Perplexity in a Python file: the 500-line search demo
A minimal, deployable conversational search engine that wires an LLM to Bing or Google and wraps it in a pretty UI.

What it does
This is a demo application that pairs a search engine backend (Bing or one of three Google options) with an LLM to produce conversational, cited search results. The whole thing ships in under 500 lines of Python, plus a TypeScript frontend. You bring API keys; it brings the wiring and a shareable, cached results page.
The interesting bit
The project is essentially a clean integration layer — search results feed the LLM, the LLM synthesizes answers with citations, and Lepton’s built-in KV store caches everything so links stay shareable.
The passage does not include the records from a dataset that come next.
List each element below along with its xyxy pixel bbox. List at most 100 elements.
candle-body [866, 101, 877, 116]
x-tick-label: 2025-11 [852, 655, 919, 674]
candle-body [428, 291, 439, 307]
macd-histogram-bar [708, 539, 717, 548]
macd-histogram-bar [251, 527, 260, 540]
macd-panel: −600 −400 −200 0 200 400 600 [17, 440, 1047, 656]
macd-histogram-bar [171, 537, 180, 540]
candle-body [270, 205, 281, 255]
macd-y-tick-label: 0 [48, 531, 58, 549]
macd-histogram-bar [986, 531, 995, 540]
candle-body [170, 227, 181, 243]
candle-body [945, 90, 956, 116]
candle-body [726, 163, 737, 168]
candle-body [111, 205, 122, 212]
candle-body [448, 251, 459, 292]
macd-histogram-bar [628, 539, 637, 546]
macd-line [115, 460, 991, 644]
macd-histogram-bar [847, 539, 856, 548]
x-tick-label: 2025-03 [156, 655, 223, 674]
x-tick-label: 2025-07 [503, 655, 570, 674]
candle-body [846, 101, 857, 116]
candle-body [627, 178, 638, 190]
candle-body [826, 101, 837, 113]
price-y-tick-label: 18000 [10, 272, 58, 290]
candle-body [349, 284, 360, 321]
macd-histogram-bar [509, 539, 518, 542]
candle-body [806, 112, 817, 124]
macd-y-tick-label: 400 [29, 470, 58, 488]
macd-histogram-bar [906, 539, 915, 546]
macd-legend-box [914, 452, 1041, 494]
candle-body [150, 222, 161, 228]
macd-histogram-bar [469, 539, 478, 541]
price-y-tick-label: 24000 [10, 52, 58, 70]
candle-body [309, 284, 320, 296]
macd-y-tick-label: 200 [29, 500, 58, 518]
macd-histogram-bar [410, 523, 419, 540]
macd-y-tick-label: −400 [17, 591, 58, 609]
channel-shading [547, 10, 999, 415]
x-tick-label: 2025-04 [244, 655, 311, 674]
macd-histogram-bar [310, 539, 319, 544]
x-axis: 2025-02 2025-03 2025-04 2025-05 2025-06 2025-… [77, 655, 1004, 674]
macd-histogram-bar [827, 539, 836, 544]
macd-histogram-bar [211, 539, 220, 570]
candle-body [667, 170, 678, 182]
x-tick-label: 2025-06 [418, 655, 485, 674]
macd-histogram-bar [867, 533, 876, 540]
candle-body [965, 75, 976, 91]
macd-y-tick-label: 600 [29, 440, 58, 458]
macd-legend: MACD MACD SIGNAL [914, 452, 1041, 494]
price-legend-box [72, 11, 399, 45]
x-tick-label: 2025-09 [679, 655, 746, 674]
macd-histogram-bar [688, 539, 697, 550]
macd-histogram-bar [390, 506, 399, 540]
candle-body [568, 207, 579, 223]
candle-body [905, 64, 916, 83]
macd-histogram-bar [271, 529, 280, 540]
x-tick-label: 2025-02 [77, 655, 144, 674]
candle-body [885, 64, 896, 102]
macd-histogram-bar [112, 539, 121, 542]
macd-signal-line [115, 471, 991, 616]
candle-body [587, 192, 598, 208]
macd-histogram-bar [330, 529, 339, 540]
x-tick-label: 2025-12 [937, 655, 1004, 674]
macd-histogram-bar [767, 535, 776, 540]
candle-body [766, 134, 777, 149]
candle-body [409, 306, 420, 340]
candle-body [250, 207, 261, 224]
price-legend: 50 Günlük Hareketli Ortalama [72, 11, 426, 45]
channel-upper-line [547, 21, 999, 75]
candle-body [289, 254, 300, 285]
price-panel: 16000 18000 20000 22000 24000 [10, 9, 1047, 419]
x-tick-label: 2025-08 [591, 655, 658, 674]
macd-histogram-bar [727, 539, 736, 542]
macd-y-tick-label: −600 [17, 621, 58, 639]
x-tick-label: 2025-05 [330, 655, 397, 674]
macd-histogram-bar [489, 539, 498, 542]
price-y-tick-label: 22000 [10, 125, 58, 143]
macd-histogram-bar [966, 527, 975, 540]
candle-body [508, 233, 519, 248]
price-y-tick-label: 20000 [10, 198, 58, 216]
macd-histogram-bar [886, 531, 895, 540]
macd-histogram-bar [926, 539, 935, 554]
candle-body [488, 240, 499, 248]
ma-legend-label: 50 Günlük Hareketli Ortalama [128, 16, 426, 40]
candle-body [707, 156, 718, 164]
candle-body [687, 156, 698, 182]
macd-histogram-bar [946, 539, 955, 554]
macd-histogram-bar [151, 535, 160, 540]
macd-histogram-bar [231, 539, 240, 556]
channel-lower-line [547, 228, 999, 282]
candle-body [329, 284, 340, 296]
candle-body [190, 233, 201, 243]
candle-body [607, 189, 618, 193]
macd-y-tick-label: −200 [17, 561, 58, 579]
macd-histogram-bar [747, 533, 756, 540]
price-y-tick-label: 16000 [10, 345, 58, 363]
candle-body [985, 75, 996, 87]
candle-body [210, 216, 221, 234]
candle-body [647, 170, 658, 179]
The “less than 500 lines” claim is the real flex: it’s a readable reference implementation, not a framework.
Key highlights
- Supports Bing, SearchApi, Serper, or Google’s Programmable Search Engine
- Built-in LLM and KV caching via Lepton’s platform (OpenAI-compatible)
- One-click deploy to Lepton AI, or run locally with
python search_with_lepton.py - Frontend builds with standard npm tooling; UI is described as “customizable pretty”
- Live demo at search.lepton.run
Caveats
- Requires Lepton AI account and workspace token; the README nudges you toward their platform
- “Less than 500 lines” refers to the Python backend — the TypeScript frontend is separate and uncounted
- Search API keys are on you; no free tier mentioned
Verdict
Good for developers who want to see how search+LLM plumbing works without parsing a SaaS pricing page. Skip it if you need a self-contained, provider-agnostic solution — this demo is quietly selling Lepton’s platform.